A dog attack overnight had left just one of their four South Suffolk sheep unharmed. Two were dead and one later had to be put down. There was blood all over the field and parts of the sheep had been torn off.
The paddock is fenced, but the dogs had jumped over or through the post and wire fence. Muddy paw prints on the concrete drive indicated that at least two dogs were involved.
“We were shocked that the dogs literally ripped the faces off our poor sheep and barely touched their bodies – they must have died slowly and in agony,” Max says. “No meat was eaten – it was clear this was done for sport.”
After the attack, Noel and Max were on high alert, lying awake at night to listen for the dogs’ return.
The attack followed a similar one, three weeks before, on the neighbouring property of Dianne and Chris Bruce. Dianne says on the morning of June 10 she found that two Awassi sheep, purchased just two weeks earlier, had been attacked. One was dead and the other dying. The sheep cost $800 each and one of them was pregnant. In addition, one of the couple’s Arapawa sheep had been badly mauled by the dogs.
“Our vet said that the wounds were consistent with an attack by two dogs,” Dianne says. “One takes the head and one takes the back to bring the sheep down.”
Dianne says their remaining sheep are now corralled within an electric fence, but she, along with Max and Noel, is angry and also fearful of further attacks.
Max says he will not hesitate to shoot any stray dogs he sees on their property now.
He says they are even considering moving, as they need sheep to keep their grass down but will not get any more while the dogs are still at large.
“Someone knows the dogs that did this,” Max says. “They would have come home covered in blood and mud, and with scratches from the barbed wire.”
In both cases, the shock and distress for the animals’ owners has been considerable. There has also been a financial cost in the thousands, when vet bills and the cost of the animals are added up.
An officer from Auckland Council’s animal management team visited Noel and Max’s property, but as the attack was not witnessed by anyone, they could not locate the dogs responsible. They provided baited dog traps, which have so far not caught anything.
Council’s animal management manager Sarah Anderson says that DNA testing is a relatively new option to help solve cases like this. The cost of testing varies and is covered by Council. Where possible, the costs are recouped from a successful prosecution.

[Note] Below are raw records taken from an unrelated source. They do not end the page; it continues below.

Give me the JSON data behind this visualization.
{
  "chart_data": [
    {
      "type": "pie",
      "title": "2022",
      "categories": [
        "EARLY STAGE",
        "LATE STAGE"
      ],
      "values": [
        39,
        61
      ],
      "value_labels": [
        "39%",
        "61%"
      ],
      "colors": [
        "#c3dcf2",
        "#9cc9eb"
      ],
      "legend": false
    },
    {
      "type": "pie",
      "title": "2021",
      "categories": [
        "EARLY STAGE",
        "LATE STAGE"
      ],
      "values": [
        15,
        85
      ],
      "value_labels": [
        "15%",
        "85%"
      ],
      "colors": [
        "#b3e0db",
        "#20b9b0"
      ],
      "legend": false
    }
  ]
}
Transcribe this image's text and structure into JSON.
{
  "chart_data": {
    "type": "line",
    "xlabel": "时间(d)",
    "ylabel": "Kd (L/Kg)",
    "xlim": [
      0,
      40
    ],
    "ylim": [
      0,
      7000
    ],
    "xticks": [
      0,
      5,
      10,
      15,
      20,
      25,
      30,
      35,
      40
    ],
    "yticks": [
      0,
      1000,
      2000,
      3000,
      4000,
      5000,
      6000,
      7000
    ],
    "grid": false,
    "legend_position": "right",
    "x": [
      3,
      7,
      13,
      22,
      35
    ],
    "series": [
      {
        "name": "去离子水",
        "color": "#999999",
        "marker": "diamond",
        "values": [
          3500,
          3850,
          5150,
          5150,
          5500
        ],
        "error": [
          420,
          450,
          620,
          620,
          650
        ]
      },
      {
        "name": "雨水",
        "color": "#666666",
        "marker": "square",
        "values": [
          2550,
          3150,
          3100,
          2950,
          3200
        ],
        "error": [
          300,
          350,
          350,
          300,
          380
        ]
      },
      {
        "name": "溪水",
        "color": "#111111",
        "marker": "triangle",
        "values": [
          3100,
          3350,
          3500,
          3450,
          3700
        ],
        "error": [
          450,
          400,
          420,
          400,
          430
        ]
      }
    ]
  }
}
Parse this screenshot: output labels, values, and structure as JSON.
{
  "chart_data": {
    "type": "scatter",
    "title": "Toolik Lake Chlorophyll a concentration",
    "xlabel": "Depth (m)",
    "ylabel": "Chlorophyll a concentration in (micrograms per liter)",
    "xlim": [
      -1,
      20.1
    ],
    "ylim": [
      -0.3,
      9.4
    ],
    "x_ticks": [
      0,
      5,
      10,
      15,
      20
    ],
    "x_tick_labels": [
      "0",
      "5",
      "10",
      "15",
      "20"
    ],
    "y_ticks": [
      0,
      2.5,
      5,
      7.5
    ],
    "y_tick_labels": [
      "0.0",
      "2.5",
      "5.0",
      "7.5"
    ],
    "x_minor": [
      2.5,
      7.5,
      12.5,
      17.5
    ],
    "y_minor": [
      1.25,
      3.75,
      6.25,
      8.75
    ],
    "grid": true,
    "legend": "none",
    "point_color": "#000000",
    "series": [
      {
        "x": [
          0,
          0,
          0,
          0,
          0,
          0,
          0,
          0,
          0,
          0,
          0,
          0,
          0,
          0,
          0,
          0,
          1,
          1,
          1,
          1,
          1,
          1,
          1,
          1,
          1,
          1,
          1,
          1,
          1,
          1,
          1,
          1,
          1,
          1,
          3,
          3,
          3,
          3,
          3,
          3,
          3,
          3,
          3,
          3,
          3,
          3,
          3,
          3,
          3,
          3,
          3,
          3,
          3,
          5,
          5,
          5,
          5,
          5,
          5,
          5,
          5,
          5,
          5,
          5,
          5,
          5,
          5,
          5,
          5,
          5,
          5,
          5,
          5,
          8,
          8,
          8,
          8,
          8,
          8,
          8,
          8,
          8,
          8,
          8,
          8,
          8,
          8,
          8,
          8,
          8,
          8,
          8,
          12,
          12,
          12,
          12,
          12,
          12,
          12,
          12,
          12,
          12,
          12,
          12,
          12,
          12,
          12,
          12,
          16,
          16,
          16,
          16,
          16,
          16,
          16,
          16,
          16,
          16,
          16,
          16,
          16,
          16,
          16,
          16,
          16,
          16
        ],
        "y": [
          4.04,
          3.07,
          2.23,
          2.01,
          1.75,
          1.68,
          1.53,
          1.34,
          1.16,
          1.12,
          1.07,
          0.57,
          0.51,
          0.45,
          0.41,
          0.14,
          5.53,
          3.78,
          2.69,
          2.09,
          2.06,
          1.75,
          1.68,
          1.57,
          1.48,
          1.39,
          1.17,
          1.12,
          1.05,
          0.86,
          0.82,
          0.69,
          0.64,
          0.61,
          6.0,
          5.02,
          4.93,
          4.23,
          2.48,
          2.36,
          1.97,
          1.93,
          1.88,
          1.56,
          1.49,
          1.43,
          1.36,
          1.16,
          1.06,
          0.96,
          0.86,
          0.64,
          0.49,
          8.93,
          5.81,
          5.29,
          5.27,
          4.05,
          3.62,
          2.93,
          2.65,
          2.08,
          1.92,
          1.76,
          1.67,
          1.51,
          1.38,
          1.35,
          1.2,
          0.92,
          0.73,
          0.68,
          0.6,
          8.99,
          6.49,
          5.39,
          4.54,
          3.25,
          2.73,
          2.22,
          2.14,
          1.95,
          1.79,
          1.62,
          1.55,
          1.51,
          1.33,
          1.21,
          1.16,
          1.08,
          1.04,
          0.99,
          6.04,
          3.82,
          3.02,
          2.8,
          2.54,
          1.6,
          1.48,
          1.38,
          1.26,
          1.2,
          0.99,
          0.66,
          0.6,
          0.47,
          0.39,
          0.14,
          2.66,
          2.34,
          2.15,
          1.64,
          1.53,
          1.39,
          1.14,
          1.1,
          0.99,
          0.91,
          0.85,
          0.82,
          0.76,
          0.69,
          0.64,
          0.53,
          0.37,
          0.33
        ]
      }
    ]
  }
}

She says residents concerned about their livestock should keep an eye out for dogs roaming in the area, and call Council on 09 301 0101 if they see any.
“We need photo or video evidence, or a witness, to be able to find, identify and seize a dog – so if it’s possible and safe to do so, if people can take photos or video it is helpful,” she says.
There are a number of penalties for owners of dogs found to have attacked sheep, including fines and potential prosecution as well as the possibility of the dogs being put down.